On this my work was completed. The youngest member of the family responsibly participated in the experiments and we were convinced that the sensor responds confidently to even the most inconspicuous movements, the light always turns on and does not go out when a person is present.

Finally, I noticed another small nuance. The sensor, when it is hanging on the far wall, only works when a person appears in the door leaf. And since the corridor is narrow, any person, opening the door, stands a little to the side and the light does not come on. And when the door is open, there is still a slight delay in the operation of the motion sensor. Of course, family members can get used to it, but at first it will cause some discomfort. Not to mention the guests who will stand in the hallway and click the switch, not realizing that you just need to go through the door leaf. They will have to explain how to light the light. I don't like this option at all.

And then I realized what to do. The sensor is completely autonomous. Who is stopping me from attaching it directly to the door? Now, when a door is opened, a person, even standing away from the doorway, will still be in the field of view of the sensor and it doesn’t matter that it is not the person who will move but the sensor itself, the main thing is that he will give a command to turn on the light.

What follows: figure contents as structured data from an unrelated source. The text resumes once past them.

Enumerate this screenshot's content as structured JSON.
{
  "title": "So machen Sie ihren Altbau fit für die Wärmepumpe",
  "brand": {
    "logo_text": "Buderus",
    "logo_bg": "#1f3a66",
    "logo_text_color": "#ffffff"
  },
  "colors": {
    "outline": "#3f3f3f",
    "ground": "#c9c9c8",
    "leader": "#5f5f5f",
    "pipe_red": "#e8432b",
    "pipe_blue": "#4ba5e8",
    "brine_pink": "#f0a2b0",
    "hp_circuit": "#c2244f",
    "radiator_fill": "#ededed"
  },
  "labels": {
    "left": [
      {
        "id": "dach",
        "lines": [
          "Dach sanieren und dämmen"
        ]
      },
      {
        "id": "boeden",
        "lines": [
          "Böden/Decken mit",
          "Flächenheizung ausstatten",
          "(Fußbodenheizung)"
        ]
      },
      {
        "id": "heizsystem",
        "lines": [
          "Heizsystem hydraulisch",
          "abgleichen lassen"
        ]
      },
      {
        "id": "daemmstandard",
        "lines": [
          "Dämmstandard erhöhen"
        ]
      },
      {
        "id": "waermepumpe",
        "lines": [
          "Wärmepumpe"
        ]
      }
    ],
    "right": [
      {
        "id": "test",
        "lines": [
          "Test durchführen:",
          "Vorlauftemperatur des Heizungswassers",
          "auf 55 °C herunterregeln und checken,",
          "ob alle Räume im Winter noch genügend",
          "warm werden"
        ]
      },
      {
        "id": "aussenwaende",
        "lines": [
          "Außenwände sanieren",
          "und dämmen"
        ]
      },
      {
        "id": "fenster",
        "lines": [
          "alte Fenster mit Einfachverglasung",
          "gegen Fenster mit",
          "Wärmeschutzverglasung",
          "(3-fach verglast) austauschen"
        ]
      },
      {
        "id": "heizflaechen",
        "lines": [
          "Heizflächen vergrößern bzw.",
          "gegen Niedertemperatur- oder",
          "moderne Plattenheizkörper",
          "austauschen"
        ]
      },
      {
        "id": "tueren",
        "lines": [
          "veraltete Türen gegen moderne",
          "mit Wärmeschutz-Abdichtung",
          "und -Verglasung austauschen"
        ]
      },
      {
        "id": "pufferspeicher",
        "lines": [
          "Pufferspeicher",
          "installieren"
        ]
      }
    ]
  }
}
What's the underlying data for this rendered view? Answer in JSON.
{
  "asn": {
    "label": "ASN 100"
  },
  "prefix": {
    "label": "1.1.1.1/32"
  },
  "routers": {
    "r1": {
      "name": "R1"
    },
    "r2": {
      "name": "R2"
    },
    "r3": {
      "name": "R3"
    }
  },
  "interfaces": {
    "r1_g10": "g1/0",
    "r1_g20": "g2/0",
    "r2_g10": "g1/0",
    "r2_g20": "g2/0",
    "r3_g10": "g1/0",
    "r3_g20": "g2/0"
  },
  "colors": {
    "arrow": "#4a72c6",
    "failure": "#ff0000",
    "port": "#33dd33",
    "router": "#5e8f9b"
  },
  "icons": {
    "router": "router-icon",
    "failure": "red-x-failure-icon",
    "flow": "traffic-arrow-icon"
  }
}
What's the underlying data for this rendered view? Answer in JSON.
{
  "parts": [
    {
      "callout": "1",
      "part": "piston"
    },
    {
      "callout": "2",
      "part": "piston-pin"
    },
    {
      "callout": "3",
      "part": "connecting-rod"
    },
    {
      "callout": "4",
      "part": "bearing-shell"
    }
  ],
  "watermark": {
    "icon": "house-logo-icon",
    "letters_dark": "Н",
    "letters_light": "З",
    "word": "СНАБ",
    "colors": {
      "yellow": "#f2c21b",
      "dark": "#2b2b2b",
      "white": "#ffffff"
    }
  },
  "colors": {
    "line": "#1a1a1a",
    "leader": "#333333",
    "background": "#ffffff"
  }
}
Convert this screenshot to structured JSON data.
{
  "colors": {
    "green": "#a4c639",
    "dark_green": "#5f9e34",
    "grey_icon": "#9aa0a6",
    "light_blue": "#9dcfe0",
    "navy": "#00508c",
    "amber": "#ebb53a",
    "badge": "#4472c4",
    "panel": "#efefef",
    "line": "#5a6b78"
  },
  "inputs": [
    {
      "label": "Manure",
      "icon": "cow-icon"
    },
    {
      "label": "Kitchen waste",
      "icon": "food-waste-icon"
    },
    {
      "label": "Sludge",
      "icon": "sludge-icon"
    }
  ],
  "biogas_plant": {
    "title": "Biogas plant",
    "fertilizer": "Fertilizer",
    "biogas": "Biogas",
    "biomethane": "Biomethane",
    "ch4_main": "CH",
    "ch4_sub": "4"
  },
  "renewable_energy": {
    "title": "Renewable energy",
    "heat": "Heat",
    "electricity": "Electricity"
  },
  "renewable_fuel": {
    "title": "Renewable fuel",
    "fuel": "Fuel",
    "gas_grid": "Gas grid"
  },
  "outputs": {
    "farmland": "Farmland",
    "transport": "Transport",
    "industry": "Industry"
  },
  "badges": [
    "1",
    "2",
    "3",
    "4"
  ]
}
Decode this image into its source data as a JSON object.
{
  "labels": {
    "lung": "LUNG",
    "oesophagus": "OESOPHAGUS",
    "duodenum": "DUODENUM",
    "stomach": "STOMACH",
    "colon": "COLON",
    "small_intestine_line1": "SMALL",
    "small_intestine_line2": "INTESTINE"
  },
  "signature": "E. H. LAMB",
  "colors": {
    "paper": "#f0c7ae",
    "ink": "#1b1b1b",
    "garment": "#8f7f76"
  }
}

Since the PIR sensor was mounted on small pieces of double-sided tape, re-sticking it to a new location did not take much time. Now it is located even closer to the person and even more sensitive to the slightest movements.



My younger family member and I continued to experiment. Now I was completely satisfied with their results.

1. The light comes on when the door moves, even if a person does not fall into the field of view of the sensor. I specifically checked this by opening the door and hiding behind it so that I could not be seen. So the sensor picks up the difference in the temperatures of the rear and side walls during movement, and this is enough for him to give a command to turn on the light.
2. The sensor responds to the slightest movements of a person, extending the time the light is turned on by 40 seconds with each operation.
3. Exactly 40 seconds after the person left the room, the light goes out.
4. The light does not light itself when moving and noise in the corridor or rooms.
5. The sensor confidently detects the presence of a person, greatly facilitating the lives of both children and adults.



And most importantly, the youngest and most important member of the family is most satisfied. Now he has become completely independent and does without the help of adults. Well, the first step has been taken towards the construction of the "Smart House".